Случись сеча — и у него, опытного воеводы, дело бы нашлось, а при той спокойной жизни, в которую было погружено Московское княжество, одна у него забота осталась: как бы не уснуть за трапезой. На ловы с князем теперь другие, молодые да веселые, отправляются, а он за порядком приглядывает, наказывает, если что не так, сотникам выговаривает, а они — слушают, да про себя посмеиваются над ним, да своими делами занимаются. Кто уж палаты возвел, семьей собираясь обзавестись, а кто пока к местным девицам приглядывается, выбирает самую что ни на есть раскрасавицу. У воеводы же хоть и есть где‑то семья, только уж лучше бы ее и не было.
Особенно горько становилось ему от своего одиночества после посещения дома посадника, где Егору Тимофеевичу всегда были рады. Радость эта была искренней, он чувствовал это и бывал у Василия Алексича чуть ли не ежедневно. Тот тоже был рад завязавшейся между ними дружбе, поскольку, как и воевода, остро чувствовал, что не за горами то время, когда, несмотря на все свои старания, он окажется не у дел.
Этой болезненной темы оба старательно избегали, хоть нет–нет, а тень обиды на молодых княжеских бояр проскальзывала в разговорах. Да и как было не коснуться этого больного вопроса, когда о нем одним своим присутствием все время напоминал Василько, который под разными предлогами слишком часто наведывался в дом посадника. «Как ни придешь — он уж здесь или следом является, — всякий раз думал воевода, видя статную фигуру сотника на крылечке или в горнице, — и ведь ничего не скажешь, вроде и с делом пожаловал». Посадник давно уж догадался, в чем причина таких частых посещений, но вида не показывал.
«Ни дать ни взять, князь умышленно Васильку эти поручения придумывает, чтоб он зазнобу свою повидал да, может, на разговор с ее батюшкой наконец-то решился», — думал воевода, искоса поглядывая, как сотник, краснея и бледнея, выполняет очередной «наказ» князя, а потом, задержавшись на мгновение-другое в дверях, будто вспоминая, не забыл ли сделать что‑то еще, «вспомнив», стремительно кидается наружу.

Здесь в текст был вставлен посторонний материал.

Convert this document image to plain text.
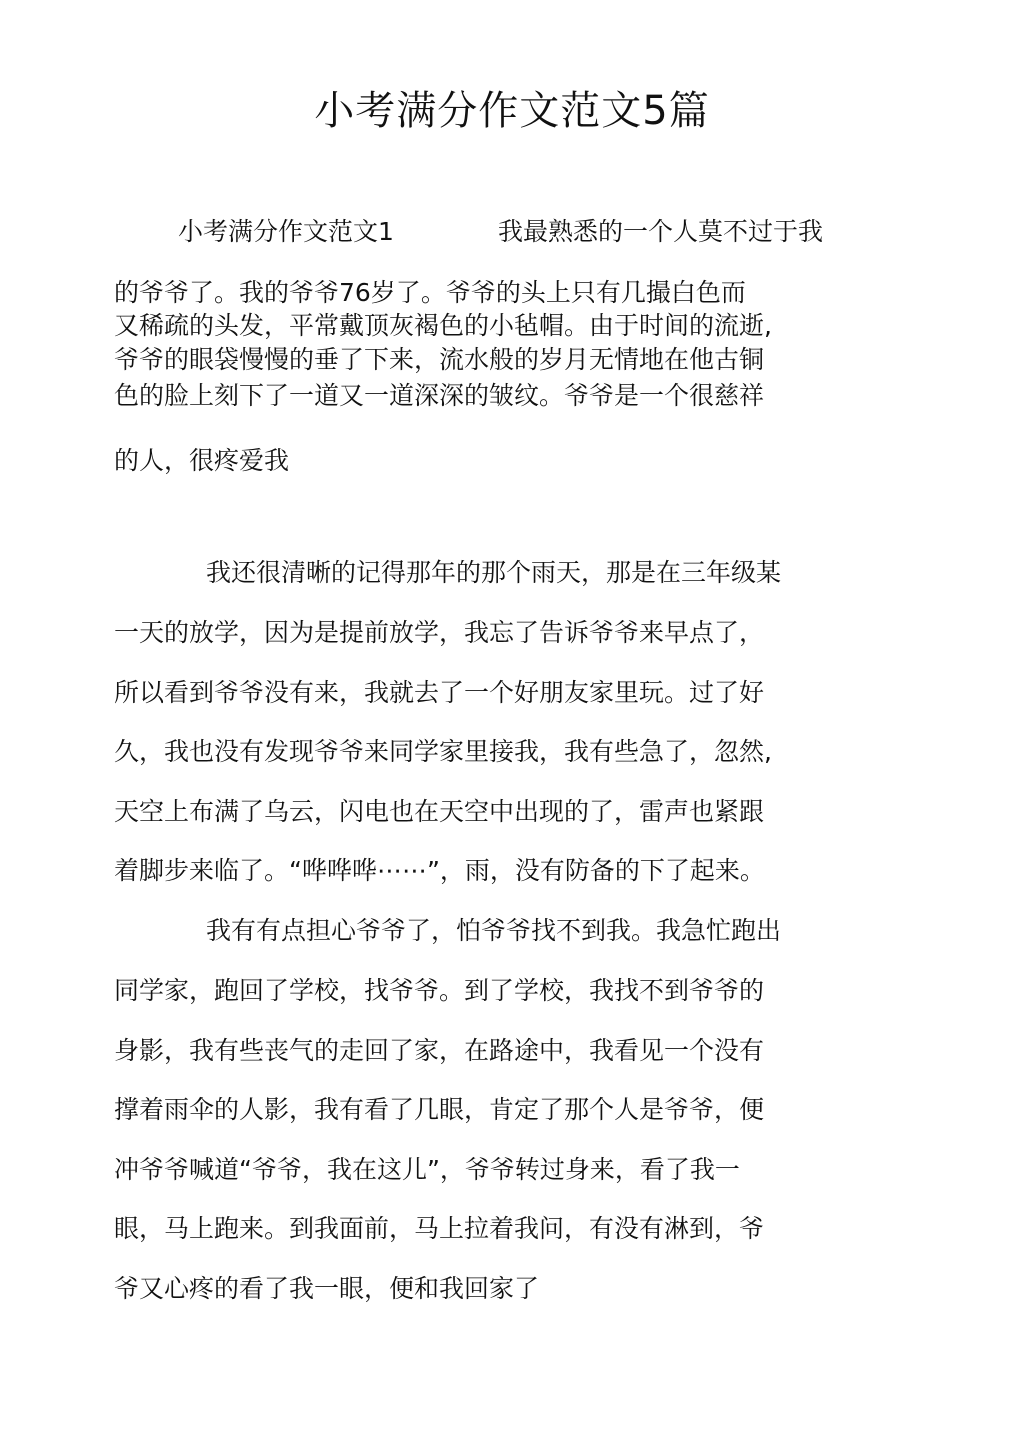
小考满分作文范文5篇
小考满分作文范文1	我最熟悉的一个人莫不过于我
的爷爷了。我的爷爷76岁了。爷爷的头上只有几撮白色而
又稀疏的头发，平常戴顶灰褐色的小毡帽。由于时间的流逝,
爷爷的眼袋慢慢的垂了下来，流水般的岁月无情地在他古铜
色的脸上刻下了一道又一道深深的皱纹。爷爷是一个很慈祥
的人，很疼爱我
我还很清晰的记得那年的那个雨天，那是在三年级某
一天的放学，因为是提前放学，我忘了告诉爷爷来早点了，
所以看到爷爷没有来，我就去了一个好朋友家里玩。过了好
久，我也没有发现爷爷来同学家里接我，我有些急了，忽然,
天空上布满了乌云，闪电也在天空中出现的了，雷声也紧跟
着脚步来临了。“哗哗哗⋯⋯”，雨，没有防备的下了起来。
我有有点担心爷爷了，怕爷爷找不到我。我急忙跑出
同学家，跑回了学校，找爷爷。到了学校，我找不到爷爷的
身影，我有些丧气的走回了家，在路途中，我看见一个没有
撑着雨伞的人影，我有看了几眼，肯定了那个人是爷爷，便
冲爷爷喊道“爷爷，我在这儿”，爷爷转过身来，看了我一
眼，马上跑来。到我面前，马上拉着我问，有没有淋到，爷
爷又心疼的看了我一眼，便和我回家了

— Вот ведь какая незадача, — посетовал как‑то посадник, глядя вслед скрывшемуся сотнику, — и когда только у него язык развяжется?
— В сече такого храбреца, как Василько, еще надо поискать, а в делах сердечных — вишь, не отважен, — усмехнулся воевода. — Это когда еще мы подметили, что он от дочки твоей глаз отвести не может, а уж весна кончается, а он, сердечный, все никак не откроется.
— Я и то думал, что после Великого поста на свадьбе гулять будем, — тоже с усмешкой проговорил посадник и стал расставлять шахматные фигуры.
— Видно, и князь усы в меду пенном обмочить хочет, — усаживаясь поудобнее, проговорил воевода, — да вот только у нашего боярина молодого думы другие. А ты‑то, Василь Алексич, готов в дом такого непутевого да нерешительного принять? — поинтересовался он с ехидной усмешкой.
— Так ведь сам говоришь, что в сече — храбрец-удалец, а то, что отца избранницы своей так боится, что и заговорить о деле сердечном не решается, так, может, это и к лучшему.
— Значит, надобно подумать о сватах, пусть‑ка они свое дело сделают, — хмыкнул воевода и снова поинтересовался: — Мы‑то, старики, все видим, а вот как зазноба его, согласится ли выйти за такого неторопливого?
— Кто ж ее спрашивать‑то будет, — хохотнул посадник и, отсмеявшись, сказал очень серьезно: — Я, Тимофеич, дочку свою неволить бы ни в жизнь не стал. Сам знаешь, что ей довелось в жизни изведать. — Он отодвинул в сторону шахматы, потупил на мгновение голову, а когда поднял ее, воевода заметил, как что‑то блеснуло у него в уголках глаз. Сморгнув, посадник продолжил медленно, словно с трудом подбирая слова: — Я уж тебе откроюсь, думал, что уйдет Вера от нас.
— Ты что!
— Уйдет. Да–да. Уж больно набожной выросла. Такой, что и меня порой в смущение вводит словами своими. Молится за всех нас, грешных. Мало постов установленных, так она себе еще послушаний напридумывала. Говорила, мол, раз Господь ее в живых оставил, значит, должна она ему свою жизнь посвятить. В обитель собиралась. В черницы. — Он замолчал, а потом, вздохнув, продолжил: — Сколько я с ней беседы ни вел, ни отговаривал — она ни в какую, все одно твердила. Уставится в одну точку и словно неживая — призывает Он, мол, ее, и все тут.